Brogan Evans

Personal information
- Born: 1995 (age 30–31) Bolton, Greater Manchester

Playing information
Club
| Years | Team | Pld | T | G | FG | P |
| ????–2023 | Salford Red Devils |  |  |  |  |  |
| 2024 | Wigan Warriors | 2 | 0 | 0 | 0 | 0 |
| 2025– | Salford Red Devils Wheelchair |  |  |  |  |  |
|  | Total | 2 | 0 | 0 | 0 | 0 |
Representative
| Years | Team | Pld | T | G | FG | P |
| 2023 | Wales | 1 | 0 | 0 | 0 | 0 |
| 2025– | Wales Wheelchair | 2 | 0 | 0 | 0 | 0 |

= Brogan Evans =

Welsh rugby league player

Brogan Evans is a Welsh rugby league player who currently plays for the Wigan Warriors wheelchair rugby league team in the RFL Wheelchair Championship and the Wales national wheelchair rugby league team.
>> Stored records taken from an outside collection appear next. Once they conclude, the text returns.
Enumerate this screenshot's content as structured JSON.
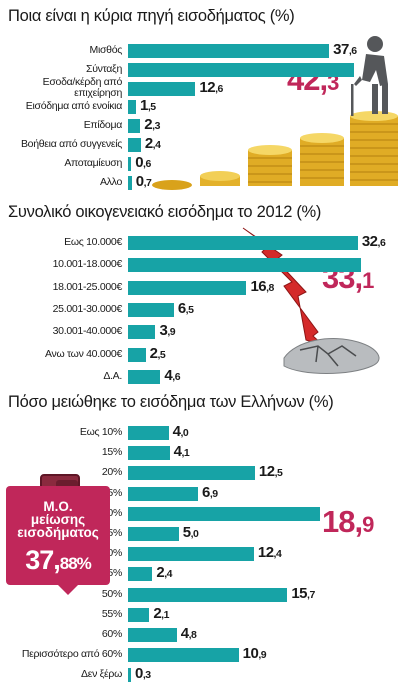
{
  "chart_data": [
    {
      "type": "bar",
      "title": "Ποια είναι η κύρια πηγή εισοδήματος (%)",
      "categories": [
        "Μισθός",
        "Σύνταξη",
        "Εσοδα/κέρδη από επιχείρηση",
        "Εισόδημα από ενοίκια",
        "Επίδομα",
        "Βοήθεια από συγγενείς",
        "Αποταμίευση",
        "Αλλο"
      ],
      "category_lines": [
        [
          "Μισθός"
        ],
        [
          "Σύνταξη"
        ],
        [
          "Εσοδα/κέρδη από",
          "επιχείρηση"
        ],
        [
          "Εισόδημα από ενοίκια"
        ],
        [
          "Επίδομα"
        ],
        [
          "Βοήθεια από συγγενείς"
        ],
        [
          "Αποταμίευση"
        ],
        [
          "Αλλο"
        ]
      ],
      "values": [
        37.6,
        42.3,
        12.6,
        1.5,
        2.3,
        2.4,
        0.6,
        0.7
      ],
      "value_parts": [
        [
          "37",
          "6"
        ],
        [
          "42",
          "3"
        ],
        [
          "12",
          "6"
        ],
        [
          "1",
          "5"
        ],
        [
          "2",
          "3"
        ],
        [
          "2",
          "4"
        ],
        [
          "0",
          "6"
        ],
        [
          "0",
          "7"
        ]
      ],
      "highlight_index": 1,
      "bar_color": "#17a3a6",
      "highlight_color": "#c0275a"
    },
    {
      "type": "bar",
      "title": "Συνολικό οικογενειακό εισόδημα το 2012 (%)",
      "categories": [
        "Εως 10.000€",
        "10.001-18.000€",
        "18.001-25.000€",
        "25.001-30.000€",
        "30.001-40.000€",
        "Ανω των 40.000€",
        "Δ.Α."
      ],
      "category_lines": [
        [
          "Εως 10.000€"
        ],
        [
          "10.001-18.000€"
        ],
        [
          "18.001-25.000€"
        ],
        [
          "25.001-30.000€"
        ],
        [
          "30.001-40.000€"
        ],
        [
          "Ανω των 40.000€"
        ],
        [
          "Δ.Α."
        ]
      ],
      "values": [
        32.6,
        33.1,
        16.8,
        6.5,
        3.9,
        2.5,
        4.6
      ],
      "value_parts": [
        [
          "32",
          "6"
        ],
        [
          "33",
          "1"
        ],
        [
          "16",
          "8"
        ],
        [
          "6",
          "5"
        ],
        [
          "3",
          "9"
        ],
        [
          "2",
          "5"
        ],
        [
          "4",
          "6"
        ]
      ],
      "highlight_index": 1,
      "bar_color": "#17a3a6",
      "highlight_color": "#c0275a"
    },
    {
      "type": "bar",
      "title": "Πόσο μειώθηκε το εισόδημα των Ελλήνων (%)",
      "categories": [
        "Εως 10%",
        "15%",
        "20%",
        "25%",
        "30%",
        "35%",
        "40%",
        "45%",
        "50%",
        "55%",
        "60%",
        "Περισσότερο από 60%",
        "Δεν ξέρω"
      ],
      "category_lines": [
        [
          "Εως 10%"
        ],
        [
          "15%"
        ],
        [
          "20%"
        ],
        [
          "25%"
        ],
        [
          "30%"
        ],
        [
          "35%"
        ],
        [
          "40%"
        ],
        [
          "45%"
        ],
        [
          "50%"
        ],
        [
          "55%"
        ],
        [
          "60%"
        ],
        [
          "Περισσότερο από 60%"
        ],
        [
          "Δεν ξέρω"
        ]
      ],
      "values": [
        4.0,
        4.1,
        12.5,
        6.9,
        18.9,
        5.0,
        12.4,
        2.4,
        15.7,
        2.1,
        4.8,
        10.9,
        0.3
      ],
      "value_parts": [
        [
          "4",
          "0"
        ],
        [
          "4",
          "1"
        ],
        [
          "12",
          "5"
        ],
        [
          "6",
          "9"
        ],
        [
          "18",
          "9"
        ],
        [
          "5",
          "0"
        ],
        [
          "12",
          "4"
        ],
        [
          "2",
          "4"
        ],
        [
          "15",
          "7"
        ],
        [
          "2",
          "1"
        ],
        [
          "4",
          "8"
        ],
        [
          "10",
          "9"
        ],
        [
          "0",
          "3"
        ]
      ],
      "highlight_index": 4,
      "bar_color": "#17a3a6",
      "highlight_color": "#c0275a"
    }
  ],
  "callout": {
    "title_lines": [
      "Μ.Ο.",
      "μείωσης",
      "εισοδήματος"
    ],
    "value_int": "37",
    "value_dec": "88%",
    "color": "#c0275a"
  }
}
Evans began playing the running game and received her first call up for Wales in 2023 while at Salford Red Devils. The game resulted in a 0–60 defeat to England. During her time at Salford, Evans topped the carries and tackles chart for the Super League second division. The following winter she transferred to Wigan Warriors for the 2024 season, marking her first time in the top division of the domestic club game. During Wigan's second Challenge Cup game against Barrow, Evans suffered injuries to her anterior cruciate ligament and medial collateral ligament, During the recovery process, Evens returned to Salford Red Devils, for the wheelchair team, and also earned a call up to the Wales wheelchair team for the 2025 Celtic Cup. In doing so, she became the first rugby league player to earn a senior cap across two disciplines of the sport.

Evans began playing rugby at 19 years old at De Montfort University and played for Birkenhead Park Panthers, in Union and Warrington Wolves before her transfer to Salford and later Wigan Warriors.

Evans is on the autism spectrum and has attention deficit hyperactivity disorder and epilepsy.